Giacomo cocked his muzzle up and to the left. I followed his nod up the murky, the choppy and wild East River. I followed his nod and for the first time in my twentysomething life looked out at the world from this side of the Island Kingdom—from the inside out. I looked out at the Queensboro Bridge, and I totally thought it might just as easily have been a burnt-out rainbow I was looking at, with all the colors stressed away to gray from all those vactionless years of arching its cantilever arms out of Manhattan and into Queens. Or maybe I was looking at a snoozing skeleton.

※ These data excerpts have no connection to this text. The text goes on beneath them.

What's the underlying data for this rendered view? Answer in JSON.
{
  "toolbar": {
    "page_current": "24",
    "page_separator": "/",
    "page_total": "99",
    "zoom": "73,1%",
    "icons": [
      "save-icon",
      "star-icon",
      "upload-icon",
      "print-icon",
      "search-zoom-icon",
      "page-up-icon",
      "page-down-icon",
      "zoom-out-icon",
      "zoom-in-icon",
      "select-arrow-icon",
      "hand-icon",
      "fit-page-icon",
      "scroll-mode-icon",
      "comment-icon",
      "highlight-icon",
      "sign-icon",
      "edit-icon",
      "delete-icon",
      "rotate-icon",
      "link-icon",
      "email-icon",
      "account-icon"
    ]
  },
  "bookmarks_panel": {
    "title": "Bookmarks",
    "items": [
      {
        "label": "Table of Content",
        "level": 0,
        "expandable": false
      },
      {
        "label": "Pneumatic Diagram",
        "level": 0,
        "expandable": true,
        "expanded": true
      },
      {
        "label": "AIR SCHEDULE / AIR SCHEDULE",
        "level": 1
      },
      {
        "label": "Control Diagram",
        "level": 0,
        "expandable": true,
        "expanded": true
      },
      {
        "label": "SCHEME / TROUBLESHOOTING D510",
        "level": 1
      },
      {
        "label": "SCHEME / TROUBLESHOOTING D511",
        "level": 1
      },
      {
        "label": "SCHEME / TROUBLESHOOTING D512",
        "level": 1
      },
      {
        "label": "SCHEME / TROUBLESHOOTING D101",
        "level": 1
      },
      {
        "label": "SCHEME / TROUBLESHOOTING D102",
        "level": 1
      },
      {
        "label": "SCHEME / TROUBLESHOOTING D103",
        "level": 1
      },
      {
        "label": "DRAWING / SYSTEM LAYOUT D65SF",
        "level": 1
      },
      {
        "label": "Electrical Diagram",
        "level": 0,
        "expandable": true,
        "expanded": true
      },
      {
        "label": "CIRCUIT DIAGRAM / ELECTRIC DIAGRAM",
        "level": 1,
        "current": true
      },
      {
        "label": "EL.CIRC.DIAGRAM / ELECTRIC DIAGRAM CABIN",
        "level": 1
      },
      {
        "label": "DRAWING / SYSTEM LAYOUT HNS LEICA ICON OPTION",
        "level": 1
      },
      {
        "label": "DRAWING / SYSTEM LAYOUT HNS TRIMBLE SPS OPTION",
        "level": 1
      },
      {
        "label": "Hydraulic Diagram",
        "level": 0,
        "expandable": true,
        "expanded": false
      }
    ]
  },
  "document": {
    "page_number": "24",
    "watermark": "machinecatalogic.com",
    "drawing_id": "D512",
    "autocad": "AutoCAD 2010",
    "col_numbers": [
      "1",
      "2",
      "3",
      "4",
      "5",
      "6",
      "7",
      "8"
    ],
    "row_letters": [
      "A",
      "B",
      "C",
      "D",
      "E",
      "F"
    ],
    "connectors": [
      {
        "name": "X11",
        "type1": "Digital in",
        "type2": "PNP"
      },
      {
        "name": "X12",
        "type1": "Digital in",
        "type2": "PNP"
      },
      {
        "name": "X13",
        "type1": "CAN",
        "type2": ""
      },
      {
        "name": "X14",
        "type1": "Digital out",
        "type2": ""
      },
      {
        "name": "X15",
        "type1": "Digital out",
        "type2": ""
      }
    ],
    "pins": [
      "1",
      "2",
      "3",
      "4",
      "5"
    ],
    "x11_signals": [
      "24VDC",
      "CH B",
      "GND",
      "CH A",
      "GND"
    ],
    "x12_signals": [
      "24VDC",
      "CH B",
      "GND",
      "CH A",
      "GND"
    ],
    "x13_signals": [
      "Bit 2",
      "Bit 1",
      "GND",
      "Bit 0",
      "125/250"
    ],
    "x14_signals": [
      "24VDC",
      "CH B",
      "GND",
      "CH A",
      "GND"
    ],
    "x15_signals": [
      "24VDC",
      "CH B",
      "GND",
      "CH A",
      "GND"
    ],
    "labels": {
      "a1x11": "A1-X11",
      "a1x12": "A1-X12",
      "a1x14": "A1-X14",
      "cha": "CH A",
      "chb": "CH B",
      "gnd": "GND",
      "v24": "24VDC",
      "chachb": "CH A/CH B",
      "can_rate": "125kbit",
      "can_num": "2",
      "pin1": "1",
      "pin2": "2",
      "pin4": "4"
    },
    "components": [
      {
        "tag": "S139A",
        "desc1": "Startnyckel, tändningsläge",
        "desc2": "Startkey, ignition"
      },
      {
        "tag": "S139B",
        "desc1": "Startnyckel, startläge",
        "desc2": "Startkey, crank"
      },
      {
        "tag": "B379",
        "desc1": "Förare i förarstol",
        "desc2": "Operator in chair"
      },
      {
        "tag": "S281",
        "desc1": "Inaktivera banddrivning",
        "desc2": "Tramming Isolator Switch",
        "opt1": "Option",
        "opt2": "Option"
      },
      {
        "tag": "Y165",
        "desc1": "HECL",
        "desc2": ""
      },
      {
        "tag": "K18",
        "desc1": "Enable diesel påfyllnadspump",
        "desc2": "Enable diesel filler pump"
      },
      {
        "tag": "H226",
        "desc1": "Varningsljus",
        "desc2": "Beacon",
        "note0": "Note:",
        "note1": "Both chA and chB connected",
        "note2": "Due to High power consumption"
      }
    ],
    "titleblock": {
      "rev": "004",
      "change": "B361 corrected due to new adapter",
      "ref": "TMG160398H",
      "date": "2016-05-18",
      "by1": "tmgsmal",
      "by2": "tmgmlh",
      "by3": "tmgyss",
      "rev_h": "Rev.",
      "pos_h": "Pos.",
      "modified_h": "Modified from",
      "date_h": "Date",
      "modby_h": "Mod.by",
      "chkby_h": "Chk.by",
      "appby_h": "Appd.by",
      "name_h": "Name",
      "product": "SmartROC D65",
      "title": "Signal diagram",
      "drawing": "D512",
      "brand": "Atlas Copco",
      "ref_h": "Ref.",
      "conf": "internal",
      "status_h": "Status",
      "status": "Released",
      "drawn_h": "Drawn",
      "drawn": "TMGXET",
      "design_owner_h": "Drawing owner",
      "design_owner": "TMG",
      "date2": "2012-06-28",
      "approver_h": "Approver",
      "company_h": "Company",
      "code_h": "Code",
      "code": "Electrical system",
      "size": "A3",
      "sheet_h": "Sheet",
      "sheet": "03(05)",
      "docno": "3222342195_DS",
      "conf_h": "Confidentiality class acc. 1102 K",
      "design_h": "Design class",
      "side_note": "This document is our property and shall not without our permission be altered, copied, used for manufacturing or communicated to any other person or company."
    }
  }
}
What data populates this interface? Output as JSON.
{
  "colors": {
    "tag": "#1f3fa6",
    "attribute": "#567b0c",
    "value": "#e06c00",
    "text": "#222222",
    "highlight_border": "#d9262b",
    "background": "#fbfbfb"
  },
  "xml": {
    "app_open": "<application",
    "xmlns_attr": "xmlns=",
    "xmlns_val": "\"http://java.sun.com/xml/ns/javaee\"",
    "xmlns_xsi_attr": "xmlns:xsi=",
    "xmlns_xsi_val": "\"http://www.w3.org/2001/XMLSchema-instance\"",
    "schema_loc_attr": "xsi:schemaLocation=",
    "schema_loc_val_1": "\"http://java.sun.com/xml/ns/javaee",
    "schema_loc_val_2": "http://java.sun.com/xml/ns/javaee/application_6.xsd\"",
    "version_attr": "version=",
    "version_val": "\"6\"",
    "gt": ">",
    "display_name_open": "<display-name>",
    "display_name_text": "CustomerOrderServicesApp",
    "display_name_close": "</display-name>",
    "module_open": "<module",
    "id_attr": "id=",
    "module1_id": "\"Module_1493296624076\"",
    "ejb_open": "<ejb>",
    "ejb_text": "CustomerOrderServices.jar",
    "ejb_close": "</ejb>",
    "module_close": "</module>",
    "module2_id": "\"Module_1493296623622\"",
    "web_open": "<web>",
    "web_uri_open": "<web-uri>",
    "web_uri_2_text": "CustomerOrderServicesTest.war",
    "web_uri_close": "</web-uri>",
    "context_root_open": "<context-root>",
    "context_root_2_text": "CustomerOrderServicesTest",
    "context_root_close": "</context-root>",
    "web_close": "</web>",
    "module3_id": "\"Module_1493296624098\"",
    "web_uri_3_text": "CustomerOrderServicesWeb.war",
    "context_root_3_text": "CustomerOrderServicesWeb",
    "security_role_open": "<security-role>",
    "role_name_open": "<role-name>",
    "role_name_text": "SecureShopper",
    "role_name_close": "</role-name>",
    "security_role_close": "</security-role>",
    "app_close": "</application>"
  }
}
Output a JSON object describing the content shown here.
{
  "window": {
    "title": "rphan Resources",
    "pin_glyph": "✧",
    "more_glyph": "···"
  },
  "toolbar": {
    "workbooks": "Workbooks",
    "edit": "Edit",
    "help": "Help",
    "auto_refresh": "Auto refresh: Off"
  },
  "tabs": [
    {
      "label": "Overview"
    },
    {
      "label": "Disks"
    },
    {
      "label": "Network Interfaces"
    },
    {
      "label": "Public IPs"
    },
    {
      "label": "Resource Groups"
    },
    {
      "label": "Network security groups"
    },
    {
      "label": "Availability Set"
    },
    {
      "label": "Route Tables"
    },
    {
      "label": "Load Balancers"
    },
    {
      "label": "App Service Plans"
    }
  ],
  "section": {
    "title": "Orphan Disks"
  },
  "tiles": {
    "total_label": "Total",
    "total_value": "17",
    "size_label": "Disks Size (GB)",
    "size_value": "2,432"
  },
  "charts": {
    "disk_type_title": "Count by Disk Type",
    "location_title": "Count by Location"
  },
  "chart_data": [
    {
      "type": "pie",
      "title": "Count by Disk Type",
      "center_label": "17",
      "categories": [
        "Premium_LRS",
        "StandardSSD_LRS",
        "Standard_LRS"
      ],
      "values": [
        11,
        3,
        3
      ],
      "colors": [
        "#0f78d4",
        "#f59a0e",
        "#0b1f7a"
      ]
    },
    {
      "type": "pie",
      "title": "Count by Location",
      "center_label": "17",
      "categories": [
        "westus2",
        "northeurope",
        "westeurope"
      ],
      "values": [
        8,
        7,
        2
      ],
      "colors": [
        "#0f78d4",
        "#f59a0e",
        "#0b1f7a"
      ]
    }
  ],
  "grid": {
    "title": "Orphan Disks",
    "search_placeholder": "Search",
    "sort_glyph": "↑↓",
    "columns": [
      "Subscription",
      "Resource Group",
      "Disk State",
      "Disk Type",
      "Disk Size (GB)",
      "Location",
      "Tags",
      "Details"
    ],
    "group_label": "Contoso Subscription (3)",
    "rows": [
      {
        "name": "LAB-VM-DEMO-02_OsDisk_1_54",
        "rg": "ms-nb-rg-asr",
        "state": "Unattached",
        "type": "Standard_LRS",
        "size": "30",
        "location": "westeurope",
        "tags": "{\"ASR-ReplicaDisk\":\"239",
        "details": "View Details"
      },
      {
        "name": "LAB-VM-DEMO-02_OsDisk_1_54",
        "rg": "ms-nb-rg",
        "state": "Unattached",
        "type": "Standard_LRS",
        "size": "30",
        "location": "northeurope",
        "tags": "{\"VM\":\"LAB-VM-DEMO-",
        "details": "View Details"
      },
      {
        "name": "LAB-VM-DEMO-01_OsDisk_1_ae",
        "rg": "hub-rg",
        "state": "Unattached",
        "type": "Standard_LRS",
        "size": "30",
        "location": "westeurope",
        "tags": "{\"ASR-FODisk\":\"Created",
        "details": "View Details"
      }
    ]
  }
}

Roosevelt Island hanging like a really dead promise under its double-decker ribcage . . . But since there was obviously no easy way to tell I backed away from the wind and the waves.
I shouted through the restarting rain. “So do you have any friends down there—under the bridge?”
Giacomo shook his head and spit. “Not anymore,” turning away from the edge, zipping up his camo cargo pants. “They’re all fucking gone. They’ve all moved the fuck on from the Warehouse.”
“The Warehouse?”
“That’s right. The fucking Warehouse . . .”
I licked my lips. A delicious shiver tickled up and down my spine. Because the Warehouse sounded like something I could totally use. Because the Warehouse sounded epic, and epic meant Hollywood, meant guaranteed ticket sales. My ten toes curled back, my tiny teeth chattered, and I shuffled in as close as possible to my future happiness. I brushed my bangs out of my chinchilla eyes. I tugged on Daddy’s jean jacket. And after quickly swiveling my scratched glasses round and round to make sure there weren’t any pervy cops behind us, no wobbly twentysomethings on no wobbly unicycles, I whispered deep into Giacomo’s marinara-tipped whiskers. I said, “Tell me about the Warehouse, Giacomo. Tell me all about it please. Pretty please. Just tell me and I’ll definitely make it worth your while. Oh I definitely will. Just tell me tell me!”